April 18th, 2006 at 03:48 am

Yep, we're talking credit cards. I just got done reading All Your Worth by Elizabeth Warren (suggested by someone on this site, thank you whoever!). It made so much sense! I have worked out a great budget using their 30/20/50 plan. I hope this is a great beginning. After I figured up my plan I cut up two cards, a big player and a little fish. How scary it is. What if....., but then what if not? I am going to try more cash only. I will use any money from extra side jobs to pay ahead on the cc bills. We'll see how it goes. Wish me luck!

5 Responses to “Cut em up!”

  1. Amber Says:
    1145328640

    good luck & ongrats I think I'll p/u that book as well

  2. contrary1 Says:
    1145333326

    I'm checking with my library too. In the meantime, what is the 30/20/50 plan you referred to??

  3. boomeyers Says:
    1145335252

    Total up your monthly earnings after taxes, if sporadic, you average it. Add up your "Musts" (mortgage, home equity credit, utilities, phone, insurance (car and health), monthly meds, car payment, average gasoline, basic food, student loans, and contractual obligation payments and I added tithe). Divide this total by your monthly earning total and it should come to 50% of your earnings. If less - great! If more - you have to cut back until you get close. I made it to 54%. Then you add up your "Savings". First you add your retirement fund contributions per month, then other savings (emergency fund, etc.) then add extra money you may put on any of your payments regularly. Now it gets a little harder. You have to average your credit card amounts.
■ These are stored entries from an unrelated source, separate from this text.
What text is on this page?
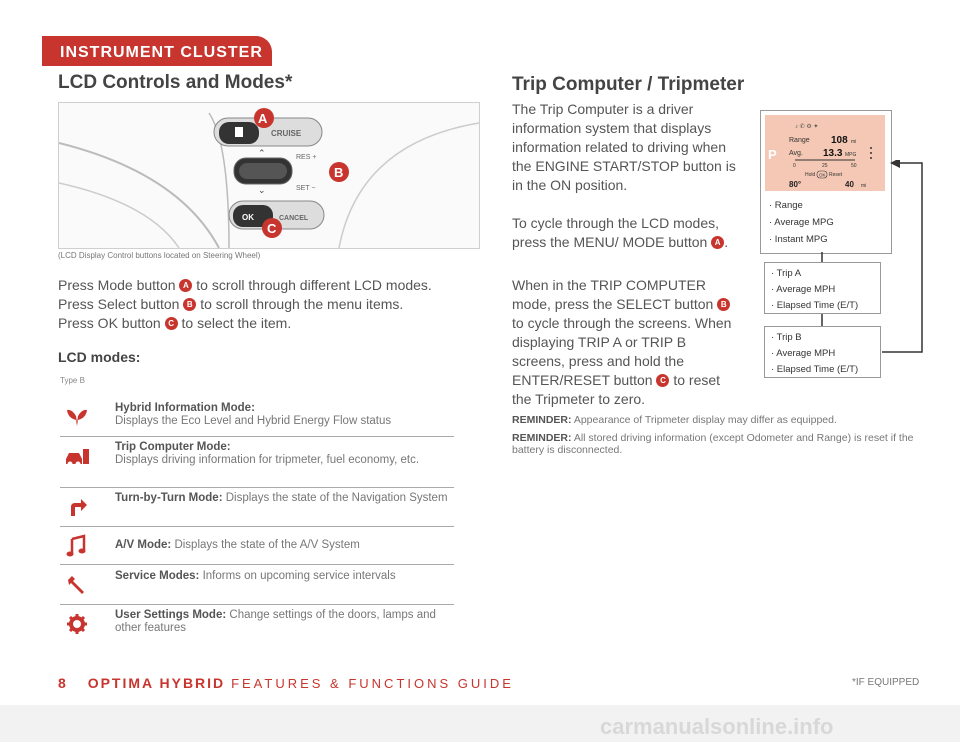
INSTRUMENT CLUSTER
LCD Controls and Modes*
CRUISE
RES +
SET −
⌃
⌄
OK	CANCEL
A
B
C
(LCD Display Control buttons located on Steering Wheel)
Press Mode button A to scroll through different LCD modes.
Press Select button B to scroll through the menu items.
Press OK button C to select the item.
LCD modes:
Type B
Hybrid Information Mode:
Displays the Eco Level and Hybrid Energy Flow status
Trip Computer Mode:
Displays driving information for tripmeter, fuel economy, etc.
Turn-by-Turn Mode: Displays the state of the Navigation System
A/V Mode: Displays the state of the A/V System
Service Modes: Informs on upcoming service intervals
User Settings Mode: Change settings of the doors, lamps and other features
Trip Computer / Tripmeter
The Trip Computer is a driver information system that displays information related to driving when the ENGINE START/STOP button is in the ON position.
To cycle through the LCD modes, press the MENU/ MODE button A .
When in the TRIP COMPUTER mode, press the SELECT button B to cycle through the screens. When displaying TRIP A or TRIP B screens, press and hold the ENTER/RESET button C to reset the Tripmeter to zero.
♪ ✆ ⚙ ✦
Range 108 mi
Avg. 13.3 MPG
P
0	25	50
Hold OK Reset
80°	40 mi
· Range
· Average MPG
· Instant MPG
· Trip A
· Average MPH
· Elapsed Time (E/T)
· Trip B
· Average MPH
· Elapsed Time (E/T)
REMINDER: Appearance of Tripmeter display may differ as equipped.
REMINDER: All stored driving information (except Odometer and Range) is reset if the battery is disconnected.
8 OPTIMA HYBRID FEATURES & FUNCTIONS GUIDE	*IF EQUIPPED
carmanualsonline.info
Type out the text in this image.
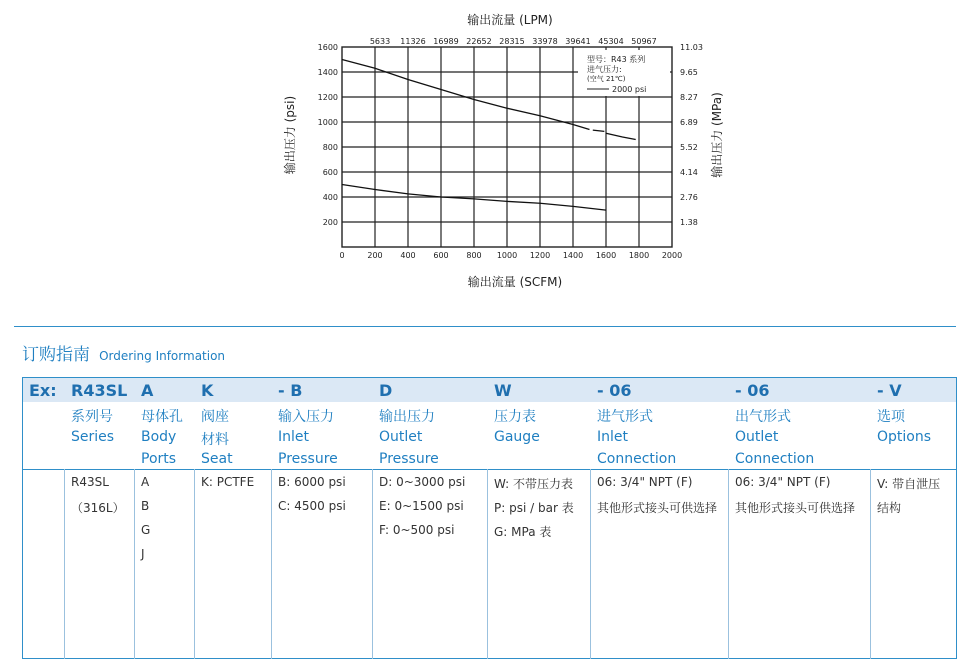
0	200 400 600 800 1000 1200 1400 1600 1800 2000
5633 11326 16989 22652 28315 33978 39641 45304 50967
200
400
600
800
1000
1200
1400
1600
1.38
2.76
4.14
5.52
6.89
8.27
9.65
11.03
输出流量 (LPM)
输出流量 (SCFM)
输出压力 (psi)	输出压力 (MPa)
型号：R43 系列
进气压力:
(空气 21℃)
2000 psi
订购指南 Ordering Information
Ex: R43SL
系列号
Series
R43SL
（316L）
A
母体孔
Body
Ports
A
B
G
J
K
阀座
材料
Seat
K: PCTFE
- B
输入压力
Inlet
Pressure
B: 6000 psi
C: 4500 psi
D
输出压力
Outlet
Pressure
D: 0~3000 psi
E: 0~1500 psi
F: 0~500 psi
W
压力表
Gauge
W: 不带压力表
P: psi / bar 表
G: MPa 表
- 06
进气形式
Inlet
Connection
06: 3/4" NPT (F)
其他形式接头可供选择
- 06
出气形式
Outlet
Connection
06: 3/4" NPT (F)
其他形式接头可供选择
- V
选项
Options
V: 带自泄压
结构
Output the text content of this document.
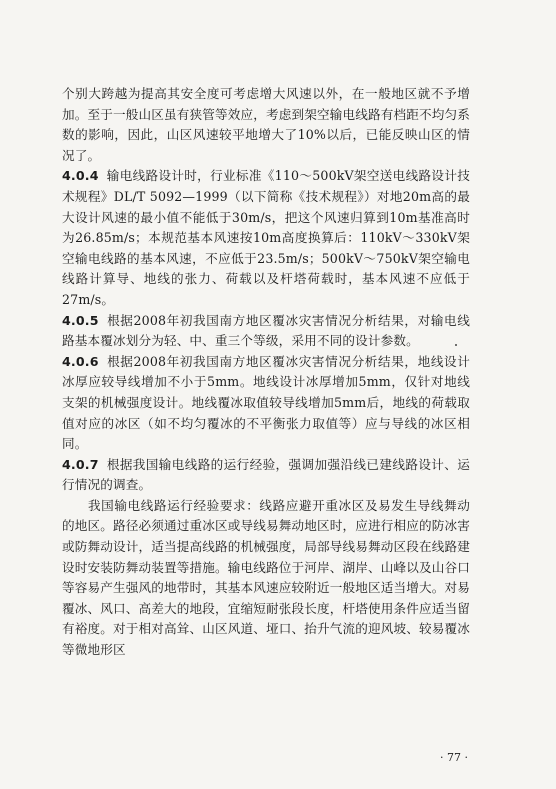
个别大跨越为提高其安全度可考虑增大风速以外，在一般地区就不予增加。至于一般山区虽有狭管等效应，考虑到架空输电线路有档距不均匀系数的影响，因此，山区风速较平地增大了10%以后，已能反映山区的情况了。

4.0.4 输电线路设计时，行业标准《110～500kV架空送电线路设计技术规程》DL/T 5092—1999（以下简称《技术规程》）对地20m高的最大设计风速的最小值不能低于30m/s，把这个风速归算到10m基准高时为26.85m/s；本规范基本风速按10m高度换算后：110kV～330kV架空输电线路的基本风速，不应低于23.5m/s；500kV～750kV架空输电线路计算导、地线的张力、荷载以及杆塔荷载时，基本风速不应低于27m/s。

4.0.5 根据2008年初我国南方地区覆冰灾害情况分析结果，对输电线路基本覆冰划分为轻、中、重三个等级，采用不同的设计参数。

4.0.6 根据2008年初我国南方地区覆冰灾害情况分析结果，地线设计冰厚应较导线增加不小于5mm。地线设计冰厚增加5mm，仅针对地线支架的机械强度设计。地线覆冰取值较导线增加5mm后，地线的荷载取值对应的冰区（如不均匀覆冰的不平衡张力取值等）应与导线的冰区相同。

4.0.7 根据我国输电线路的运行经验，强调加强沿线已建线路设计、运行情况的调查。

我国输电线路运行经验要求：线路应避开重冰区及易发生导线舞动的地区。路径必须通过重冰区或导线易舞动地区时，应进行相应的防冰害或防舞动设计，适当提高线路的机械强度，局部导线易舞动区段在线路建设时安装防舞动装置等措施。输电线路位于河岸、湖岸、山峰以及山谷口等容易产生强风的地带时，其基本风速应较附近一般地区适当增大。对易覆冰、风口、高差大的地段，宜缩短耐张段长度，杆塔使用条件应适当留有裕度。对于相对高耸、山区风道、垭口、抬升气流的迎风坡、较易覆冰等微地形区

· 77 ·
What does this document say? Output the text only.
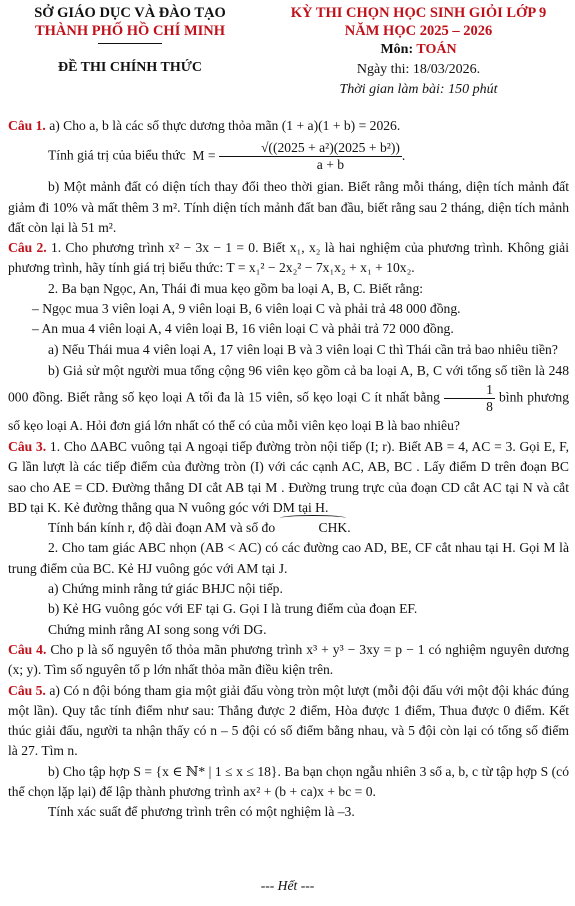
SỞ GIÁO DỤC VÀ ĐÀO TẠO
THÀNH PHỐ HỒ CHÍ MINH
ĐỀ THI CHÍNH THỨC
KỲ THI CHỌN HỌC SINH GIỎI LỚP 9
NĂM HỌC 2025 – 2026
Môn: TOÁN
Ngày thi: 18/03/2026.
Thời gian làm bài: 150 phút

Câu 1. a) Cho a, b là các số thực dương thỏa mãn (1 + a)(1 + b) = 2026.

Tính giá trị của biểu thức  $M = \frac{\text{√((2025 + a²)(2025 + b²))}}{a + b}$ .

b) Một mảnh đất có diện tích thay đổi theo thời gian. Biết rằng mỗi tháng, diện tích mảnh đất giảm đi 10% và mất thêm 3 m². Tính diện tích mảnh đất ban đầu, biết rằng sau 2 tháng, diện tích mảnh đất còn lại là 51 m².

Câu 2. 1. Cho phương trình x² − 3x − 1 = 0. Biết x₁, x₂ là hai nghiệm của phương trình. Không giải phương trình, hãy tính giá trị biểu thức: T = x₁² − 2x₂² − 7x₁x₂ + x₁ + 10x₂.

2. Ba bạn Ngọc, An, Thái đi mua kẹo gồm ba loại A, B, C. Biết rằng:

– Ngọc mua 3 viên loại A, 9 viên loại B, 6 viên loại C và phải trả 48 000 đồng.

– An mua 4 viên loại A, 4 viên loại B, 16 viên loại C và phải trả 72 000 đồng.

a) Nếu Thái mua 4 viên loại A, 17 viên loại B và 3 viên loại C thì Thái cần trả bao nhiêu tiền?

b) Giả sử một người mua tổng cộng 96 viên kẹo gồm cả ba loại A, B, C với tổng số tiền là 248 000 đồng. Biết rằng số kẹo loại A tối đa là 15 viên, số kẹo loại C ít nhất bằng $\frac{1}{8}$ bình phương số kẹo loại A. Hỏi đơn giá lớn nhất có thể có của mỗi viên kẹo loại B là bao nhiêu?

Câu 3. 1. Cho ΔABC vuông tại A ngoại tiếp đường tròn nội tiếp (I; r). Biết AB = 4, AC = 3. Gọi E, F, G lần lượt là các tiếp điểm của đường tròn (I) với các cạnh AC, AB, BC . Lấy điểm D trên đoạn BC sao cho AE = CD. Đường thẳng DI cắt AB tại M . Đường trung trực của đoạn CD cắt AC tại N và cắt BD tại K. Kẻ đường thẳng qua N vuông góc với DM tại H.

Tính bán kính r, độ dài đoạn AM và số đo	CHK.

2. Cho tam giác ABC nhọn (AB < AC) có các đường cao AD, BE, CF cắt nhau tại H. Gọi M là trung điểm của BC. Kẻ HJ vuông góc với AM tại J.

a) Chứng minh rằng tứ giác BHJC nội tiếp.

b) Kẻ HG vuông góc với EF tại G. Gọi I là trung điểm của đoạn EF.

Chứng minh rằng AI song song với DG.

Câu 4. Cho p là số nguyên tố thỏa mãn phương trình x³ + y³ − 3xy = p − 1 có nghiệm nguyên dương (x; y). Tìm số nguyên tố p lớn nhất thỏa mãn điều kiện trên.

Câu 5. a) Có n đội bóng tham gia một giải đấu vòng tròn một lượt (mỗi đội đấu với một đội khác đúng một lần). Quy tắc tính điểm như sau: Thắng được 2 điểm, Hòa được 1 điểm, Thua được 0 điểm. Kết thúc giải đấu, người ta nhận thấy có n – 5 đội có số điểm bằng nhau, và 5 đội còn lại có tổng số điểm là 27. Tìm n.

b) Cho tập hợp S = {x ∈ ℕ* | 1 ≤ x ≤ 18}. Ba bạn chọn ngẫu nhiên 3 số a, b, c từ tập hợp S (có thể chọn lặp lại) để lập thành phương trình ax² + (b + ca)x + bc = 0.

Tính xác suất để phương trình trên có một nghiệm là –3.

--- Hết ---
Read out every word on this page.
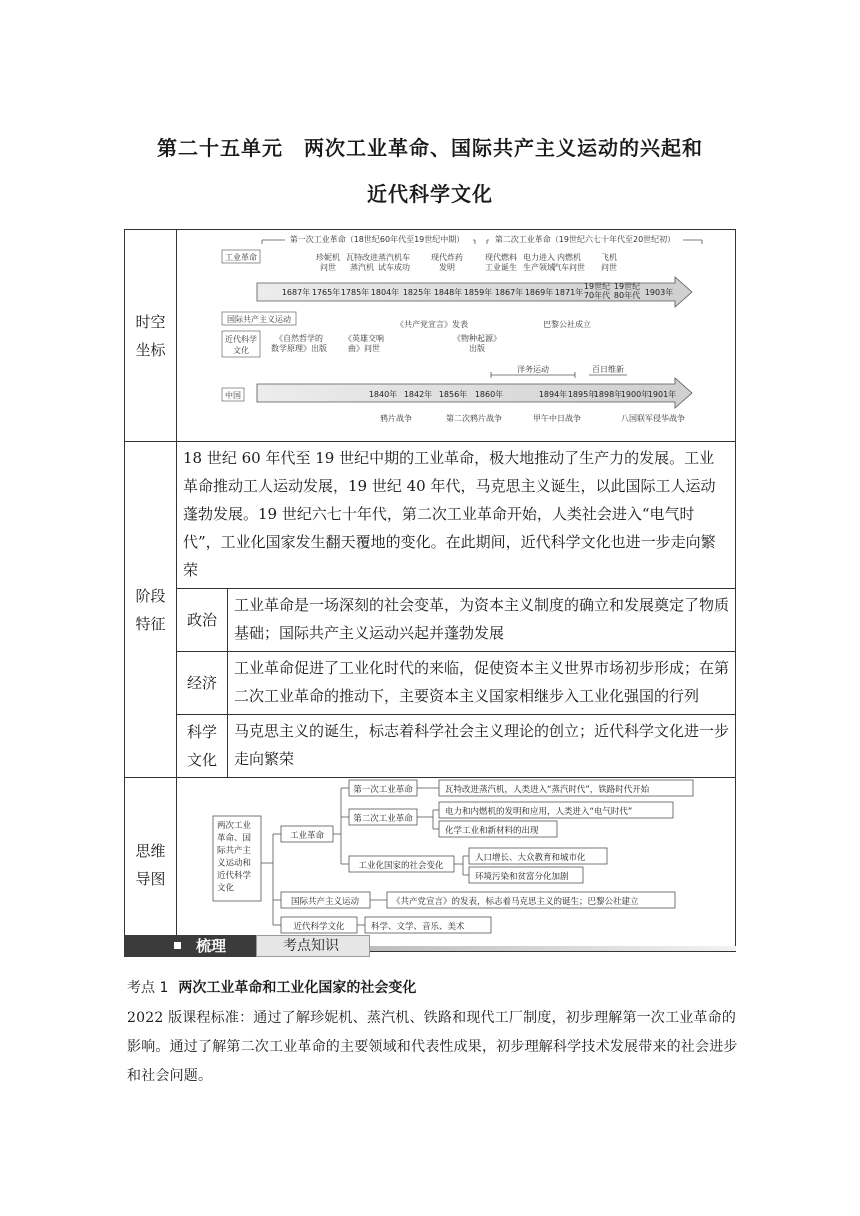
第二十五单元　两次工业革命、国际共产主义运动的兴起和
近代科学文化
时空
坐标	
第一次工业革命（18世纪60年代至19世纪中期）	第二次工业革命（19世纪六七十年代至20世纪初）
工业革命
国际共产主义运动
近代科学文化
中国
1687年 1765年 1785年 1804年 1825年 1848年 1859年 1867年 1869年 1871年
19世纪 70年代
19世纪 80年代 1903年
珍妮机问世
瓦特改进蒸汽机
蒸汽机车试车成功
现代炸药发明
现代燃料工业诞生
电力进入生产领域
内燃机汽车问世
飞机问世
《自然哲学的数学原理》出版
《英雄交响曲》问世
《共产党宣言》发表
《物种起源》出版
巴黎公社成立
1840年 1842年 1856年 1860年	1894年 1895年
1898年
1900年
1901年
洋务运动	百日维新
鸦片战争	第二次鸦片战争	甲午中日战争	八国联军侵华战争

阶段
特征	
18 世纪 60 年代至 19 世纪中期的工业革命，极大地推动了生产力的发展。工业革命推动工人运动发展，19 世纪 40 年代，马克思主义诞生，以此国际工人运动蓬勃发展。19 世纪六七十年代，第二次工业革命开始，人类社会进入“电气时代”，工业化国家发生翻天覆地的变化。在此期间，近代科学文化也进一步走向繁荣
政治	工业革命是一场深刻的社会变革，为资本主义制度的确立和发展奠定了物质基础；国际共产主义运动兴起并蓬勃发展
经济	工业革命促进了工业化时代的来临，促使资本主义世界市场初步形成；在第二次工业革命的推动下，主要资本主义国家相继步入工业化强国的行列
科学
文化	马克思主义的诞生，标志着科学社会主义理论的创立；近代科学文化进一步走向繁荣

思维
导图	
两次工业革命、国际共产主义运动和近代科学文化
工业革命
第一次工业革命	瓦特改进蒸汽机，人类进入“蒸汽时代”，铁路时代开始
第二次工业革命
电力和内燃机的发明和应用，人类进入“电气时代”
化学工业和新材料的出现
工业化国家的社会变化
人口增长、大众教育和城市化
环境污染和贫富分化加剧
国际共产主义运动	《共产党宣言》的发表，标志着马克思主义的诞生；巴黎公社建立
近代科学文化	科学、文学、音乐、美术
梳理	考点知识
考点 1 两次工业革命和工业化国家的社会变化
2022 版课程标准：通过了解珍妮机、蒸汽机、铁路和现代工厂制度，初步理解第一次工业革命的影响。通过了解第二次工业革命的主要领域和代表性成果，初步理解科学技术发展带来的社会进步和社会问题。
If you are still spending you average the amount it has increased in the last 3 months divided by 12. If you have been paying things off, you average the amount it is going down for the last three months and divide it by 12. You then add/subtract this amount from the savings/retirement amount. You take this number and divide it by you total monthly income. It should come out to 20% of your income. Everything else, roughly 30% is for "Wants". This includes cell phone, movies, cable, eating out, convenience foods, etc. Although a little off in my percentages, everything balanced out to the penny. The kids lessons, money in savings, extra for paying ahead on balances. Their theory is too many people save pennies and not dollars. They scrimp so much and they have too many "Musts". This brings the amounts into balance. I will only have 350.00 for real "play around" money, but hopefully that will be enough! The other fun stuff is covered as is the utilities and etc. Get the book, it explains it so much better!

  4. Thrifty Ray Says:
    1145419632

    I immediately went to the library website and reserved a copy of the book based on your recommendation...I am looking forward to reading it! (Thanks)

  5. PrincessPerky Says:
    1145886094

    Heh, my mortgage is 50% of after tax money! I could never do that 30/20/50 but it sounds like a nice idea.